I was quite down and upset at New Years as I sat there at home realising that in my entire life, I had only ever been in a relationship twice over New Years Eve – due to break ups and get back togethers and I thought how sad that was. I am so incredibly lucky to have Alyssa in my life as she means more to me than anything in the entire world but I am like that little girl in the candy shop… I want more. I want more for me – not me the mummy but me the woman. I want to have someone to wipe away the tear that is slowly creeping down my cheek as I write this post. I want someone to hug me and to tell me they love me. Hell, I’d even settle with someone to fight with as long as we make up after. However, I think that truth is finally starting to plant a seed and that soon I may actually have to face up to the reality that it might not happen.
I have been dreaming about getting married for as long as I can remember. I have an image in my head of different things to do with the day and years ago I drove past a bridal shop with my mum and saw a dress in the window that I knew was my dress and I have had a picture of it on my phone ever since. Maybe that is the problem – maybe I want it too much?! But I have tried not wanting it too. I have tried not caring what happens. I have tried not looking for love as well as looking for it and it doesn’t matter. Neither mindset really works. I’ve written several times over the past year about matters of the heart on my blog and have received such gorgeous words of encouragement from friends, fellow bloggers, readers and people who have been or are in my position. Unfortunately, reassuring me that it will happen, like my own mum does quite frequently, really doesn’t change what I am thinking on the inside in the long run. Basically, my heart just aches.

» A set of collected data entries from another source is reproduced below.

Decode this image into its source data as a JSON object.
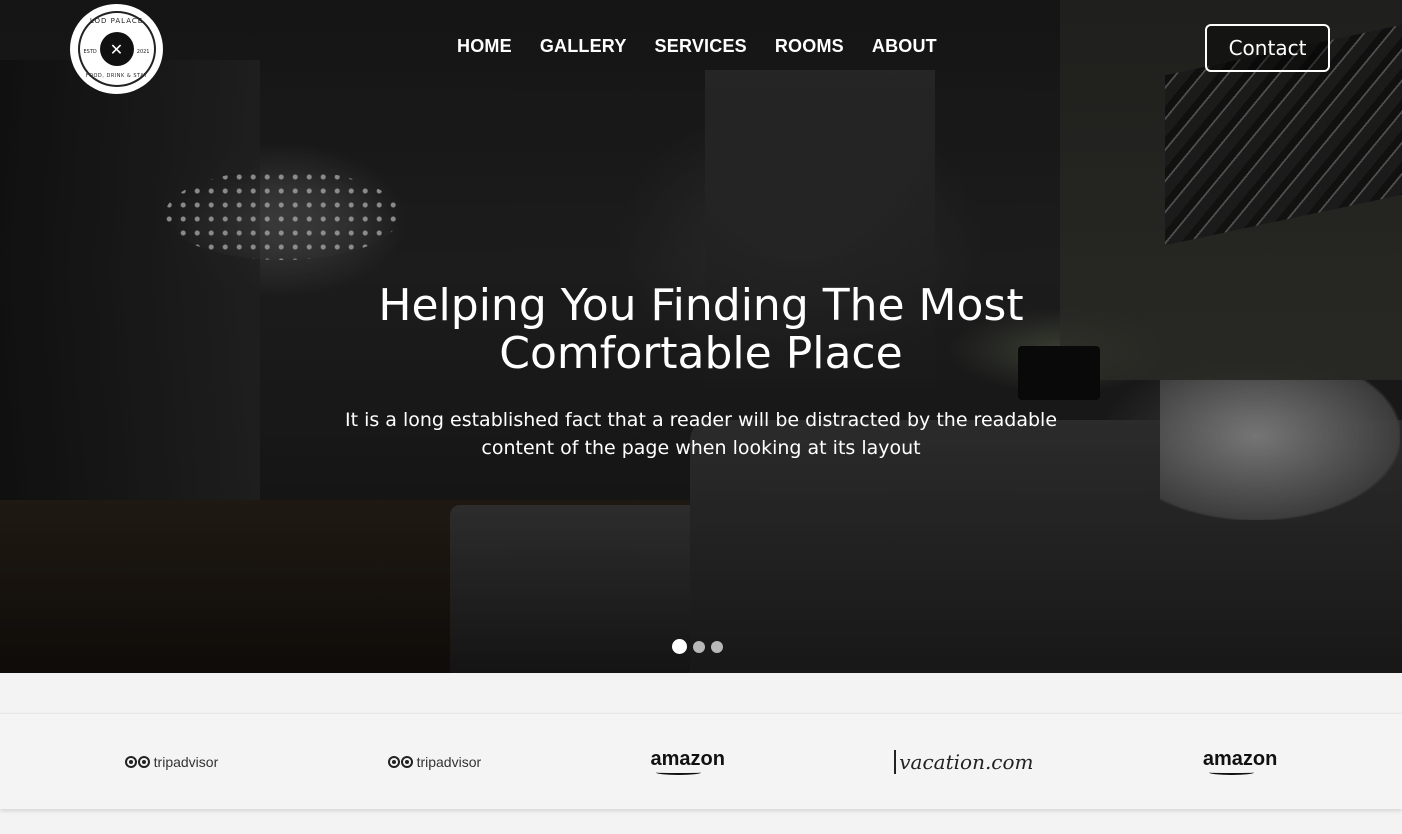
{
  "logo": {
    "top_text": "LOD PALACE",
    "bottom_text": "FOOD, DRINK & STAY",
    "esto": "ESTD",
    "year": "2021",
    "icon": "fork-knife-flame-icon"
  },
  "nav": {
    "items": [
      "HOME",
      "GALLERY",
      "SERVICES",
      "ROOMS",
      "ABOUT"
    ]
  },
  "contact_label": "Contact",
  "hero": {
    "title_line1": "Helping You Finding The Most",
    "title_line2": "Comfortable Place",
    "subtitle_line1": "It is a long established fact that a reader will be distracted by the readable",
    "subtitle_line2": "content of the page when looking at its layout",
    "slides_count": 3,
    "active_slide": 1
  },
  "partners": [
    {
      "name": "tripadvisor",
      "icon": "tripadvisor-owl-icon"
    },
    {
      "name": "tripadvisor",
      "icon": "tripadvisor-owl-icon"
    },
    {
      "name": "amazon",
      "icon": "amazon-smile-icon"
    },
    {
      "name": "vacation.com",
      "icon": "vacation-logo-icon"
    },
    {
      "name": "amazon",
      "icon": "amazon-smile-icon"
    }
  ],
  "colors": {
    "text_on_hero": "#ffffff",
    "strip_bg": "#f4f4f4",
    "dot_inactive": "#b8b8b8"
  }
}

I’ve been stupidly torturing myself lately by watching programs like First Dates (which FYI I have applied for and heard nothing back from!!) and find myself balling my eyes out as I see people sat there thinking the same way as me that actually it just might not happen. When I go to cafes and restaurants I look round and can usually always find an older person sitting all on their own having a cup of tea or eating something with no one to talk to and no one to share their time with. I don’t want that to be me and yes I know that might be a slight exaggeration as I do have my daughter and I have siblings but they both have partners and I have no doubt that my gorgeous little girl will find love also and believe me after years of playing the part, it is no fun at all being a third wheel.